🤖 AI Summary
This work addresses the challenge of dynamic obstacle avoidance for bipedal robots in unstructured environments. We propose a real-time Model Predictive Control (MPC) framework that, for the first time, enables coordinated 3D obstacle avoidance for both the torso and foot placements while dynamically adjusting gait timing. Methodologically: (1) a tunable step-duration mechanism is introduced to significantly improve torso-level obstacle response speed; (2) a 3D foot-placement obstacle avoidance model is formulated using polygonal convex decomposition and Mixed-Integer Quadratic Programming (MIQP), augmented with soft minimum-travel constraints to mitigate local minima; (3) half-space relaxation combined with center-of-mass (COM) dynamics modeling enables online decision-making for stepping-over and lateral circumvention. Evaluated on Cassie/Digit simulations and the Digit physical platform, the approach achieves >92% success rates for dynamic walking, stepping-over, and lateral obstacle circumvention under complex foot-level obstacles, operating at 100 Hz.
📝 Abstract
Collision-free planning is essential for bipedal robots operating within unstructured environments. This paper presents a real-time Model Predictive Control (MPC) framework that addresses both body and foot avoidance for dynamic bipedal robots.
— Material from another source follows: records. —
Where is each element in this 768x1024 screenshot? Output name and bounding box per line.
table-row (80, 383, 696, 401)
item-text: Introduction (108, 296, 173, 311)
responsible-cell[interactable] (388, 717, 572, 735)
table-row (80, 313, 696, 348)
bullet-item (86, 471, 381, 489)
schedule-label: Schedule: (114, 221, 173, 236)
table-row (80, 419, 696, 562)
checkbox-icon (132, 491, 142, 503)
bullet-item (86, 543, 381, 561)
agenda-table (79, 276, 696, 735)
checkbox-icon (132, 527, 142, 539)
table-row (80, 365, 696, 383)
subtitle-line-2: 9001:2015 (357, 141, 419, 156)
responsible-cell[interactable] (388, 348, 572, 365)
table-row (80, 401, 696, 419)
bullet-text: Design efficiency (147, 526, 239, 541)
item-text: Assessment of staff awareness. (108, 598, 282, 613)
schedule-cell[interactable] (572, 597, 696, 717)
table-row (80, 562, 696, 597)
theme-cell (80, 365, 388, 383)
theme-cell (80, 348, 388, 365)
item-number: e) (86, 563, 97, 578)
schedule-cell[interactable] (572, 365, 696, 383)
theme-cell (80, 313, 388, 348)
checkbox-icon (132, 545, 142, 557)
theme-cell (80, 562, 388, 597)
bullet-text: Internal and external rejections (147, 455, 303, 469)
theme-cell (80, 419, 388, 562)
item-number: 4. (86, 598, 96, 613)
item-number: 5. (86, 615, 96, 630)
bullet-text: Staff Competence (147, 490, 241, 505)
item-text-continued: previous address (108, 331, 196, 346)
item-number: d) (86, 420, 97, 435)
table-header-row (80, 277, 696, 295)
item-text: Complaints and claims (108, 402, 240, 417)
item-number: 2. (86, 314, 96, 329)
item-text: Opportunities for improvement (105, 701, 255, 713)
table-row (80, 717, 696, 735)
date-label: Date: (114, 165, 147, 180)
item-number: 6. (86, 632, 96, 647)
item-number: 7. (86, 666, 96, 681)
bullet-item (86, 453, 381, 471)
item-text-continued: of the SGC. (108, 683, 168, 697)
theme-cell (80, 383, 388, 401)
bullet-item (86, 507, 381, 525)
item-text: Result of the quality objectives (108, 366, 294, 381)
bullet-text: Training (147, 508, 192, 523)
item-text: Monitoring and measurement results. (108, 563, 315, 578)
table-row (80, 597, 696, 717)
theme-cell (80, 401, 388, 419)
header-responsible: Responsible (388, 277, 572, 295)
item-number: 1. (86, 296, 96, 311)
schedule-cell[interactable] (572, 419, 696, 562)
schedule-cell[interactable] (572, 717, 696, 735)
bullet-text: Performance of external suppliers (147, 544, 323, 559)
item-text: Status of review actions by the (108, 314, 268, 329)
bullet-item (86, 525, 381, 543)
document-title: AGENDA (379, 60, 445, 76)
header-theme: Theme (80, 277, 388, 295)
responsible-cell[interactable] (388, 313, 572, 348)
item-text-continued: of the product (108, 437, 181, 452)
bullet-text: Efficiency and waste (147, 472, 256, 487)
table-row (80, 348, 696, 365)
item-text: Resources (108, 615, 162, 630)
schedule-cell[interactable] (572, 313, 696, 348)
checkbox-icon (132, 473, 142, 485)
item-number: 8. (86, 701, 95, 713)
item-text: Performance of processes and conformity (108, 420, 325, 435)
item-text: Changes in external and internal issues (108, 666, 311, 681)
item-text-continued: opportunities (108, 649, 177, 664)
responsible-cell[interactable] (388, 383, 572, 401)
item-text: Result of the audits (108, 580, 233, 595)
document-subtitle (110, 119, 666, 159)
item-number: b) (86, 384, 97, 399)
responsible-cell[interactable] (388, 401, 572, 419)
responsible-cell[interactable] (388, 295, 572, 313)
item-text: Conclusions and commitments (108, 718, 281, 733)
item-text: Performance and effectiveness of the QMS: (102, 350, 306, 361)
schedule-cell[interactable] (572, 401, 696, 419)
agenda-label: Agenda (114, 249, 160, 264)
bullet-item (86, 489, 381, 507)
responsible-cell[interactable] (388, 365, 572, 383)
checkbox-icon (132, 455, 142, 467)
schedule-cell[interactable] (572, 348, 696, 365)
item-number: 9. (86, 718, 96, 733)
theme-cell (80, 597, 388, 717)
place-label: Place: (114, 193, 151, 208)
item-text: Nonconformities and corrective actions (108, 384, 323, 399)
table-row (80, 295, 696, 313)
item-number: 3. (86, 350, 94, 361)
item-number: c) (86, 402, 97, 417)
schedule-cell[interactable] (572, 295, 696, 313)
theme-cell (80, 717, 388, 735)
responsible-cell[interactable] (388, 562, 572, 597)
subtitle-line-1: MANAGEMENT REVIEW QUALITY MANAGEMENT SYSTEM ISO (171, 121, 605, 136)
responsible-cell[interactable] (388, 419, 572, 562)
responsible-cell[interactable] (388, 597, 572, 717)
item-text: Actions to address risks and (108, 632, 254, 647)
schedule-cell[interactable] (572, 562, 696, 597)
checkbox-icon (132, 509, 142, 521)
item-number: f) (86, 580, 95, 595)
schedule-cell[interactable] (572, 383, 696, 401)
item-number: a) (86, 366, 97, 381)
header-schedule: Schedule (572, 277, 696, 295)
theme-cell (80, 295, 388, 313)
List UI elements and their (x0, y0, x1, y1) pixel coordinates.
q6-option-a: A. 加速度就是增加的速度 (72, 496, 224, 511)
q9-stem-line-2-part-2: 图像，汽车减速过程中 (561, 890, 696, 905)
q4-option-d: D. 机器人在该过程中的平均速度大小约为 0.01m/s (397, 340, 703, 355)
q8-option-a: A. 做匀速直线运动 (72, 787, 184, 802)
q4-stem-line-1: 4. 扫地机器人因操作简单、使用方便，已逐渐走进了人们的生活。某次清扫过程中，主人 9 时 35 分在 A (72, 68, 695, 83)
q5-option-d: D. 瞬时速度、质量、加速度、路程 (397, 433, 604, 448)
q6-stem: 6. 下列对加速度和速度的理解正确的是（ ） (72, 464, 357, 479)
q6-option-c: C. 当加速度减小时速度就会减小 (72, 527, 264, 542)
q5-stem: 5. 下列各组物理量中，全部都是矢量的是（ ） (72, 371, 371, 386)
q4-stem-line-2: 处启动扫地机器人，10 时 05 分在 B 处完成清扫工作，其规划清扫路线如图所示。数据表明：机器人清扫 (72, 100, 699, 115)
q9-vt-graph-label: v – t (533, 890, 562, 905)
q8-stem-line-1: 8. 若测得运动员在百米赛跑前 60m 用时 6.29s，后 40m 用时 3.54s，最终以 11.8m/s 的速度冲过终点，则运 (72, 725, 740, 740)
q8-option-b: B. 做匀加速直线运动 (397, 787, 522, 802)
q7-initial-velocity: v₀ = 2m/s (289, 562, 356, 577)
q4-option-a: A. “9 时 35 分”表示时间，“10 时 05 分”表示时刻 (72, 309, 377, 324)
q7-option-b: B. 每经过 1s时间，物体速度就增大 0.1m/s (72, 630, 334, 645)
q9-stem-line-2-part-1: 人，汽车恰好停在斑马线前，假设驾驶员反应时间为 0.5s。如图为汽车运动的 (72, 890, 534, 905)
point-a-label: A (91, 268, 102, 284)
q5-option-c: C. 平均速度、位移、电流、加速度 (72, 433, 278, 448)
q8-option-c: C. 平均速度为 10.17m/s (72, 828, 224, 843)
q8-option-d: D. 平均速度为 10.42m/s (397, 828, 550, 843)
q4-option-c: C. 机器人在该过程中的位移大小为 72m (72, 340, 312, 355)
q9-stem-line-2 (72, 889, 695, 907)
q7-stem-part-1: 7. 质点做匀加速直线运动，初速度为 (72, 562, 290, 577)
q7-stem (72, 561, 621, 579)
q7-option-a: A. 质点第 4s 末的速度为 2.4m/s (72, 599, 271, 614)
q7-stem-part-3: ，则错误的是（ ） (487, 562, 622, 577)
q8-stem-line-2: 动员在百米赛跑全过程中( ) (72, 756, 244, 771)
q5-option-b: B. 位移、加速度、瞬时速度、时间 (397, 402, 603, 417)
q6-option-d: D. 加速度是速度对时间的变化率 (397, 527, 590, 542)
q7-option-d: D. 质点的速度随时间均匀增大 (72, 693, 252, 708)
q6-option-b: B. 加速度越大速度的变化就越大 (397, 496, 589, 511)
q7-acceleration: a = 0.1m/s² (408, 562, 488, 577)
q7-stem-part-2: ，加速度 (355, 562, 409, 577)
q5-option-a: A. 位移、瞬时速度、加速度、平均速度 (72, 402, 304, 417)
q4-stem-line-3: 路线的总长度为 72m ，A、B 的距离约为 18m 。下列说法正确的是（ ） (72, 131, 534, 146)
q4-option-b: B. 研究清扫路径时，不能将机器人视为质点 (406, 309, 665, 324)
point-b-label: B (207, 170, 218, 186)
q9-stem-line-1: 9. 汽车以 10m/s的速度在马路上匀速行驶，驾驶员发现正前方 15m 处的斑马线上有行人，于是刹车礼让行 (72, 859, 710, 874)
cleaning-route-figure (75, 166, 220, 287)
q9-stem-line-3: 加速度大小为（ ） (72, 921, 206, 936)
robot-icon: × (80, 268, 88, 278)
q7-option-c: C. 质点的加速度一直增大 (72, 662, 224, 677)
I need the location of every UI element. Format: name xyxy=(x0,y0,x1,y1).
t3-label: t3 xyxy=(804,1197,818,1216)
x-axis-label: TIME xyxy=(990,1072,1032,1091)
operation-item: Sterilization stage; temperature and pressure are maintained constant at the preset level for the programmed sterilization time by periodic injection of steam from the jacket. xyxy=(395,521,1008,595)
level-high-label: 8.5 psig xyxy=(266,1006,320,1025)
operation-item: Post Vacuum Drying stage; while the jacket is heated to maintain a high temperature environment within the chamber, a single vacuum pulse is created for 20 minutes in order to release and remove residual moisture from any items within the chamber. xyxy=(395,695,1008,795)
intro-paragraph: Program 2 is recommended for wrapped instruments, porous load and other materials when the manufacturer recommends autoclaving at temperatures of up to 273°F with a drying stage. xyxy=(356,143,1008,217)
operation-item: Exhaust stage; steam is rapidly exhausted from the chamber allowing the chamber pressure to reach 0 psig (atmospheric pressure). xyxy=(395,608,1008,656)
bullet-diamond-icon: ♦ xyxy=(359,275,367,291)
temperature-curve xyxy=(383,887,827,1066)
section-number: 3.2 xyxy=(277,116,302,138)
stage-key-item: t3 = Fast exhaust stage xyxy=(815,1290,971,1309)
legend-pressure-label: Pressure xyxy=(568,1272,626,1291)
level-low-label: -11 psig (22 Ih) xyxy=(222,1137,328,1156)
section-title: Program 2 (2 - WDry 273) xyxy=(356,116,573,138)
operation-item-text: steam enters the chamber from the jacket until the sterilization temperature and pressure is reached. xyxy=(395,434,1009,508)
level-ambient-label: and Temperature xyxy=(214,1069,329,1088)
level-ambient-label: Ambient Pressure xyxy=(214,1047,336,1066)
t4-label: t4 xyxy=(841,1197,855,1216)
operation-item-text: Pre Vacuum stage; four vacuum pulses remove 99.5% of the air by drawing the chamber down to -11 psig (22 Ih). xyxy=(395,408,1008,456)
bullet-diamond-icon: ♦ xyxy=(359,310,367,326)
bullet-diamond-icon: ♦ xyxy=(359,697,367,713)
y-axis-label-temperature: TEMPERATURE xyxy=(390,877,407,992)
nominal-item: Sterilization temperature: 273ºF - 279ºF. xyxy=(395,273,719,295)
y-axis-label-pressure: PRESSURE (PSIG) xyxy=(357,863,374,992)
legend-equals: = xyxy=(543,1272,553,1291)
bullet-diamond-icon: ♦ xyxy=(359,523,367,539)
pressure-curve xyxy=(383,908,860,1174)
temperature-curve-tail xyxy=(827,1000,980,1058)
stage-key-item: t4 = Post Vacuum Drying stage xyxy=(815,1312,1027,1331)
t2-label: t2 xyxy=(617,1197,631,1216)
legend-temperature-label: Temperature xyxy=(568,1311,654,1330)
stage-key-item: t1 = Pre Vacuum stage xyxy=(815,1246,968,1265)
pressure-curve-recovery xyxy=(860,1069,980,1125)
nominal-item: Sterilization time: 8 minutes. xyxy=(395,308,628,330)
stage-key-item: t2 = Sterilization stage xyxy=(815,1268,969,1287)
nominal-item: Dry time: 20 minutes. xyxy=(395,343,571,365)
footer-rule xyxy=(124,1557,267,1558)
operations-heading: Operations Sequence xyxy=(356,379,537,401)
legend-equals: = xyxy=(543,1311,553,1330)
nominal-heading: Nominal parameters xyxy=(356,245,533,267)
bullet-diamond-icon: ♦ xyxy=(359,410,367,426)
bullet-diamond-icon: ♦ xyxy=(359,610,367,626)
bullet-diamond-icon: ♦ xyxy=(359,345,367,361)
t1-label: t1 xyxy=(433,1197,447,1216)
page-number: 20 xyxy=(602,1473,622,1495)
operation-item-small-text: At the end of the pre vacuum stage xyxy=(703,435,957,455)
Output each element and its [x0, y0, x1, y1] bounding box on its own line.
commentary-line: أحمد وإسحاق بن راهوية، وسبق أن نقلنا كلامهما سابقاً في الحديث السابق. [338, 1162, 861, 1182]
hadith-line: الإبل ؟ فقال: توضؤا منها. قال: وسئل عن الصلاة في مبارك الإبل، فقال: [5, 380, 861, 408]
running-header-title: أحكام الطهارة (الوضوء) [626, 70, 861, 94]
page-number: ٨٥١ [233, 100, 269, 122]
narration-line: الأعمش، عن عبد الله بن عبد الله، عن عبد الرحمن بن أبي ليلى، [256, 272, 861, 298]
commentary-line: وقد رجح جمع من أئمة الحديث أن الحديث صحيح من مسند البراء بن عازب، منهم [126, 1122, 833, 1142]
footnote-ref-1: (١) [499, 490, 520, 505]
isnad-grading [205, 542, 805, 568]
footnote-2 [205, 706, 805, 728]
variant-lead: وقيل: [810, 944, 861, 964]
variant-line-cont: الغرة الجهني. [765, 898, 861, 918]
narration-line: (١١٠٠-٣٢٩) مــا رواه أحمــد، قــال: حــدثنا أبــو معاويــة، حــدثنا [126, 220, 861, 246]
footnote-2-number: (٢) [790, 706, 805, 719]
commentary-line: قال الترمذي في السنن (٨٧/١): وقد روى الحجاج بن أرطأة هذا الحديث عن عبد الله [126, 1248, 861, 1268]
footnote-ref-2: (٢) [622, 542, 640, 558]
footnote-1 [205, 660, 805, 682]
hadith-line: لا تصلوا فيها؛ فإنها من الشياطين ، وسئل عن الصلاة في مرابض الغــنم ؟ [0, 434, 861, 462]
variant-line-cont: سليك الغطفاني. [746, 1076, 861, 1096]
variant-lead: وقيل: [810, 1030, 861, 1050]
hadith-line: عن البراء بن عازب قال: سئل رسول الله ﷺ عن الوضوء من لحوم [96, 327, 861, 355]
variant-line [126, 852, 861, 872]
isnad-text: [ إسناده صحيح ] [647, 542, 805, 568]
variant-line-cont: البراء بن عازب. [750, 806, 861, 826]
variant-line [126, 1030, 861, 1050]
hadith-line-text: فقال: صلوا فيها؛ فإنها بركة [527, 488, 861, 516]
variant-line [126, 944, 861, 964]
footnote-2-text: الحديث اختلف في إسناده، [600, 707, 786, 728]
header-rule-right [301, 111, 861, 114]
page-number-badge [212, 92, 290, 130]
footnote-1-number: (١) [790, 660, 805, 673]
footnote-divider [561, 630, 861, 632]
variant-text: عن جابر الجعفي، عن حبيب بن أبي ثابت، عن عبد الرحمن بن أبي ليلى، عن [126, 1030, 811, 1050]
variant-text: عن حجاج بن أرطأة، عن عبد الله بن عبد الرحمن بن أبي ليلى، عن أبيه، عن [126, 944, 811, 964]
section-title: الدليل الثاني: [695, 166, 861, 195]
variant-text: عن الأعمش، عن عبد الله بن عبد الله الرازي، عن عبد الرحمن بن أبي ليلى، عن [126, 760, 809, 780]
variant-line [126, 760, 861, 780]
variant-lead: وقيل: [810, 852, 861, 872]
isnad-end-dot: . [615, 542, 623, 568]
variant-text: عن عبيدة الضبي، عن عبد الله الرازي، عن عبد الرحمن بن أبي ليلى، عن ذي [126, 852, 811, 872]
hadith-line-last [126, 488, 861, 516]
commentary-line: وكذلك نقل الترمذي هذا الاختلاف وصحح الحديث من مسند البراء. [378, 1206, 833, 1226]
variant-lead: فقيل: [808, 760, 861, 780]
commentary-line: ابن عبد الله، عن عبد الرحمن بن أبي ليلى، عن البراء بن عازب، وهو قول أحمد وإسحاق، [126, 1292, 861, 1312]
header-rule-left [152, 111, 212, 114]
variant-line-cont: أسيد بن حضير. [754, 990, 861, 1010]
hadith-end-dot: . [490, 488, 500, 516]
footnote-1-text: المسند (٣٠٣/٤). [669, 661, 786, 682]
Our contribution is two-fold: we introduce (1) a novel formulation for adjusting step timing to facilitate faster body avoidance and (2) a novel 3D foot-avoidance formulation that implicitly selects swing trajectories and footholds that either steps over or navigate around obstacles with awareness of Center of Mass (COM) dynamics. We achieve body avoidance by applying a half-space relaxation of the safe region but introduce a switching heuristic based on tracking error to detect a need to change foot-timing schedules. To enable foot avoidance and viable landing footholds on all sides of foot-level obstacles, we decompose the non-convex safe region on the ground into several convex polygons and use Mixed-Integer Quadratic Programming to determine the optimal candidate. We found that introducing a soft minimum-travel-distance constraint is effective in preventing the MPC from being trapped in local minima that can stall half-space relaxation methods behind obstacles. We demonstrated the proposed algorithms on multibody simulations on the bipedal robot platforms, Cassie and Digit, as well as hardware experiments on Digit.